Information released by the Finance and Leasing Association (FLA) has shown that in October, new business volumes in the point of sale consumer new car finance market remained stable, compared to the same month in 2017, with 71,976 sales. The value of new business grew by 5% over the same period, to £1.5 billion (€1.7 billion).
However, the FLA’s data for the three months to the end of October reflect the impact of WLTP, especially in new vehicle supplies. Some manufacturers had struggled to ensure all their models were compliant with the new emissions testing procedure when it came into force from 1 September, meaning older stock was pre-registered or discounted beforehand, while customers had to wait until compliant versions were ready.
During the three months, the volume of new car finance agreements declined by 7% to 246,085 as the value of advances fell by 5% to around £5 billion (€5.5 billion)
The number of new cars financed for business during October declined by 33% to 29,680, according to the FLA, with a decline of 22% (to 88,080) for the three months to the end of October.
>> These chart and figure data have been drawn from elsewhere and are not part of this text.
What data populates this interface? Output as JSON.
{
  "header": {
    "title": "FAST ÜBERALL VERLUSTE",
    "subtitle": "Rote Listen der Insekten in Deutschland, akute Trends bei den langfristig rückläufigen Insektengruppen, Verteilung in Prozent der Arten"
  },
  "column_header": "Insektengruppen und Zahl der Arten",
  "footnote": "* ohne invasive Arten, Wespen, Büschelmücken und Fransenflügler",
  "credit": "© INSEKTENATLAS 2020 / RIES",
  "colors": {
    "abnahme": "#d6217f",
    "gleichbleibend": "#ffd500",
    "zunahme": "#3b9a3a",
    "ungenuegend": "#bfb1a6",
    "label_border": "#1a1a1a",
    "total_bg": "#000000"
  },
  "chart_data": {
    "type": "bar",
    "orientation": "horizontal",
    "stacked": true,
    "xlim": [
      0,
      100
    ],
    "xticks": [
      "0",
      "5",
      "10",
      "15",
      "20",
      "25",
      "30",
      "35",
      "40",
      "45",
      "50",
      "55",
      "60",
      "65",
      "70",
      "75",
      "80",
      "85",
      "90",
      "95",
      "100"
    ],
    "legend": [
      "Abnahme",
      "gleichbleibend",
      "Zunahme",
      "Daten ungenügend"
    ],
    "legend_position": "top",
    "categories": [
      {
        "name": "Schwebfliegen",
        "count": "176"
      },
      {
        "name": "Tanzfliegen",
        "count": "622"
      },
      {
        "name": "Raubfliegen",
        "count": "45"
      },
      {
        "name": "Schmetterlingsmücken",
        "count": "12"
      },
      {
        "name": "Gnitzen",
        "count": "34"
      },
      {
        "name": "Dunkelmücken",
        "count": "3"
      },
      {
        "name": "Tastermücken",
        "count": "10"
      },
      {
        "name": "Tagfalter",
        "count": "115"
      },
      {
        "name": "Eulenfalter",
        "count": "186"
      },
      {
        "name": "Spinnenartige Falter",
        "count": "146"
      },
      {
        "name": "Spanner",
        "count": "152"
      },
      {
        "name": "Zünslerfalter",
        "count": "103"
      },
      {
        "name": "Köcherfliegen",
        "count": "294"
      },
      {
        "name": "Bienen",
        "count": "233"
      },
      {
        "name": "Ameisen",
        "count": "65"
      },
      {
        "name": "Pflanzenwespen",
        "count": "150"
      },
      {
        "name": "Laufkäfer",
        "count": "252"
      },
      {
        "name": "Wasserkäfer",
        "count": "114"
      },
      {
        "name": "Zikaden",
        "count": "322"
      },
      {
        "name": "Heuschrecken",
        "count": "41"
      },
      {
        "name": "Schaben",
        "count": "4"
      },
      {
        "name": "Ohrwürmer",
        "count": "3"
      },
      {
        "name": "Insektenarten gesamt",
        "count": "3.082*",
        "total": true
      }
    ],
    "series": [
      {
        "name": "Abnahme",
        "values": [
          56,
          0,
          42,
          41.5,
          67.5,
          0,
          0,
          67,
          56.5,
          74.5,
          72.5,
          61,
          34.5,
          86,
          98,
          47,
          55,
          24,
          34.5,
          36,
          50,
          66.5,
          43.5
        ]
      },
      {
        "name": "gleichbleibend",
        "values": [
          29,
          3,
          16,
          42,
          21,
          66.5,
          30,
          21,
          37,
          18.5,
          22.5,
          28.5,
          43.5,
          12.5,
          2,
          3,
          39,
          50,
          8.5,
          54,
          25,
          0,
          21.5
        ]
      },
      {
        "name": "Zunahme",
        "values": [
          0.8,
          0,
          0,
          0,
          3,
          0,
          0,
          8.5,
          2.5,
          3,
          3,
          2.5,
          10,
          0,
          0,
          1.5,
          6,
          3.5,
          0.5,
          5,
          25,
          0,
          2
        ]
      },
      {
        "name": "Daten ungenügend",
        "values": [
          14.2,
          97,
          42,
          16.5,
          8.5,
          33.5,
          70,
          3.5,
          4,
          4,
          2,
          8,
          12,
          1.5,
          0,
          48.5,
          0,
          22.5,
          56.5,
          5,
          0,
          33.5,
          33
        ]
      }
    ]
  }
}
Commenting on the figures, Geraldine Kilkelly, Head of Research and Chief Economist at the FLA, said: ‘The performance of the POS consumer new car finance market in October continued to reflect trends in private new car sales.
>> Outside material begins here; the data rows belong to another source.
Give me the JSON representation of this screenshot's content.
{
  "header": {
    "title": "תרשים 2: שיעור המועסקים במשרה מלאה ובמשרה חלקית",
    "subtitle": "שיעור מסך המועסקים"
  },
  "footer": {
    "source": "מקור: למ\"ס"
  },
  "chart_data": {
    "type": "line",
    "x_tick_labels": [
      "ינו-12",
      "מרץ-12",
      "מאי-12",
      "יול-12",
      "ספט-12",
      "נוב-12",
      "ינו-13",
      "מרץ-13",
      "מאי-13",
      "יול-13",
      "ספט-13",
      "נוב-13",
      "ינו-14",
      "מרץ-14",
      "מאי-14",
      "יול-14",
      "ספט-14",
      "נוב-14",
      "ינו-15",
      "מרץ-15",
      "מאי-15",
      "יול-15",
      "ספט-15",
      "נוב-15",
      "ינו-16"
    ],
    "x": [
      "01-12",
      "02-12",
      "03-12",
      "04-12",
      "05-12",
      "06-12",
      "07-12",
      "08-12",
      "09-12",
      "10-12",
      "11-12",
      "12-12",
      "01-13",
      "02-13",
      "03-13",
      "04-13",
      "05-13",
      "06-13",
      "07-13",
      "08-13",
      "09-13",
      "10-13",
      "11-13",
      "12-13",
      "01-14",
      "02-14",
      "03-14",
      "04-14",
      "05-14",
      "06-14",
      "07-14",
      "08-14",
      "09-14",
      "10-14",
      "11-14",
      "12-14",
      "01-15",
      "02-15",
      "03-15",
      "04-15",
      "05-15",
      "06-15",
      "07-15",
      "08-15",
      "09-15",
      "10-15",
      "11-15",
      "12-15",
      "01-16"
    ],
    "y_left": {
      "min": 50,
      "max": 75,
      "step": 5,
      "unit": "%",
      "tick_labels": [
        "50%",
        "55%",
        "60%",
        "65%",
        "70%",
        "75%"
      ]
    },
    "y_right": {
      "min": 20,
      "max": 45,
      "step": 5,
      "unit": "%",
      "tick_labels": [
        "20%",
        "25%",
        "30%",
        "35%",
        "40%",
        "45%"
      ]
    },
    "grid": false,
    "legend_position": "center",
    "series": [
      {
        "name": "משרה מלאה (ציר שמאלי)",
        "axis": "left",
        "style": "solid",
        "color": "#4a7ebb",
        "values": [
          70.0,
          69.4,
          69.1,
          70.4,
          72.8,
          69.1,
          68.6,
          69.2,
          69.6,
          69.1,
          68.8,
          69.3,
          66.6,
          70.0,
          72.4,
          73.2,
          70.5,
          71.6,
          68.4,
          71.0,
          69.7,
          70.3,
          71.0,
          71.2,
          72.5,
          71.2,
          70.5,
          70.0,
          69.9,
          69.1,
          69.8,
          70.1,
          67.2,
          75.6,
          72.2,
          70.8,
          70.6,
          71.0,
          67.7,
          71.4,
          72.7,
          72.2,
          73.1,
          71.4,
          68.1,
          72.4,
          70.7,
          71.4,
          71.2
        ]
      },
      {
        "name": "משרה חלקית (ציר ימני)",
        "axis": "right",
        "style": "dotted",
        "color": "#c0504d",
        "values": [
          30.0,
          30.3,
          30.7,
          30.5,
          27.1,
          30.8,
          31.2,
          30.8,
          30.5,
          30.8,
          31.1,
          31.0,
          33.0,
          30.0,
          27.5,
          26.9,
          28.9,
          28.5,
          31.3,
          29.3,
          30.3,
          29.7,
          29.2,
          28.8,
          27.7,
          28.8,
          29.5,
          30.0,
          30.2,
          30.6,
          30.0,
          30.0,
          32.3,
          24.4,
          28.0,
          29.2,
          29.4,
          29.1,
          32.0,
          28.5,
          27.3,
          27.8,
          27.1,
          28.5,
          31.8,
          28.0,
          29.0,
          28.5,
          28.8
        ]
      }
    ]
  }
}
‘The consumer car finance market overall remains on track to report single-digit new business volumes growth in 2018 as a whole.’
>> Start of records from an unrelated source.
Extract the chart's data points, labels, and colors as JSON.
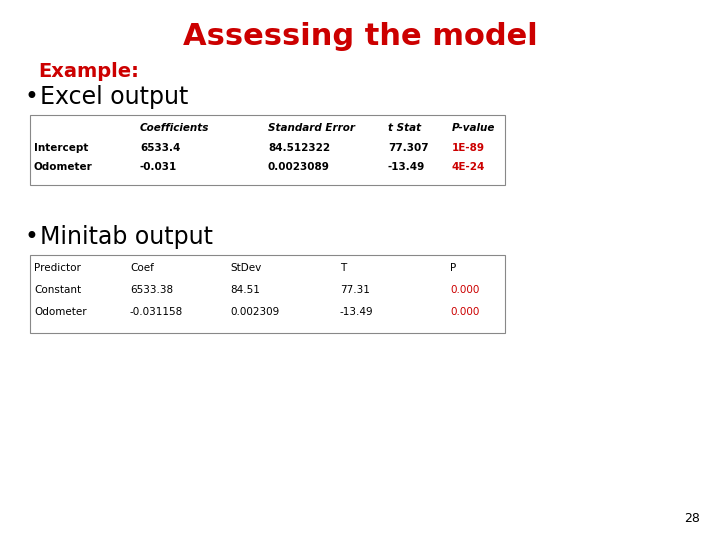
{
  "title": "Assessing the model",
  "title_color": "#CC0000",
  "title_fontsize": 22,
  "bg_color": "#FFFFFF",
  "example_label": "Example:",
  "example_color": "#CC0000",
  "example_fontsize": 14,
  "bullet1": "Excel output",
  "bullet2": "Minitab output",
  "bullet_fontsize": 17,
  "bullet_color": "#000000",
  "excel_headers": [
    "",
    "Coefficients",
    "Standard Error",
    "t Stat",
    "P-value"
  ],
  "excel_rows": [
    [
      "Intercept",
      "6533.4",
      "84.512322",
      "77.307",
      "1E-89"
    ],
    [
      "Odometer",
      "-0.031",
      "0.0023089",
      "-13.49",
      "4E-24"
    ]
  ],
  "excel_pvalue_color": "#CC0000",
  "excel_pvalue_col": 4,
  "minitab_headers": [
    "Predictor",
    "Coef",
    "StDev",
    "T",
    "P"
  ],
  "minitab_rows": [
    [
      "Constant",
      "6533.38",
      "84.51",
      "77.31",
      "0.000"
    ],
    [
      "Odometer",
      "-0.031158",
      "0.002309",
      "-13.49",
      "0.000"
    ]
  ],
  "minitab_pvalue_color": "#CC0000",
  "minitab_pvalue_col": 4,
  "page_number": "28",
  "page_number_color": "#000000"
}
While the new car market suffers, used cars continued to lead the way for the automotive industry in October, according to the figures.
The value of used car finance advances grew by 4% month-on-month to £1.6 billion (€1.8 billion) as volumes rose 8% to 130,313. During the three-month period to the end of October, the FLA has seen volumes grow 7% to 375,208 as the value of advances for the period grew by 13% to £4.6 billion (€5.1 billion)
The data also highlights the trend for businesses to turn to used cars, as WLTP affected tax rates together with supply volumes.
Although starting from a relatively low base, the FLA's data showed that the number of used cars financed for business during October soared by 125% to 9,482, with an increase of 43% in volume (to 18,105) for the three months to the end of October.
The FLA reported that the percentage of private new car sales financed by FLA members through the POS was 91% in the twelve months to October.
Speaking about the potential position of the used car market, Jayson Whittington, chief editor, Cars & Leisure Vehicles, Valuations at Glass’s, comments: ‘In January of this year the Glass’s editorial team predicted that 2018 would be the year that the ‘used car was king’, a slogan coined by Jonathan Brown, one of my editors. He was certainly right. I think 2019 will be just as strong.’
‘CO2 increases following the introduction of WLTP testing have impacted Benefit in Kind taxation for company car users. It is likely that some wishing to run a diesel company car, may instead choose to take a cash alternative, if they can, and buy their used diesel. This will, of course, increase the demand for diesel in 2019, but it will be 2020 where supply may become problematic, as this will be the first year that feels the impact of the diesel decline in the new market in 2017, where 219,000 fewer diesel cars were sold than the previous year.’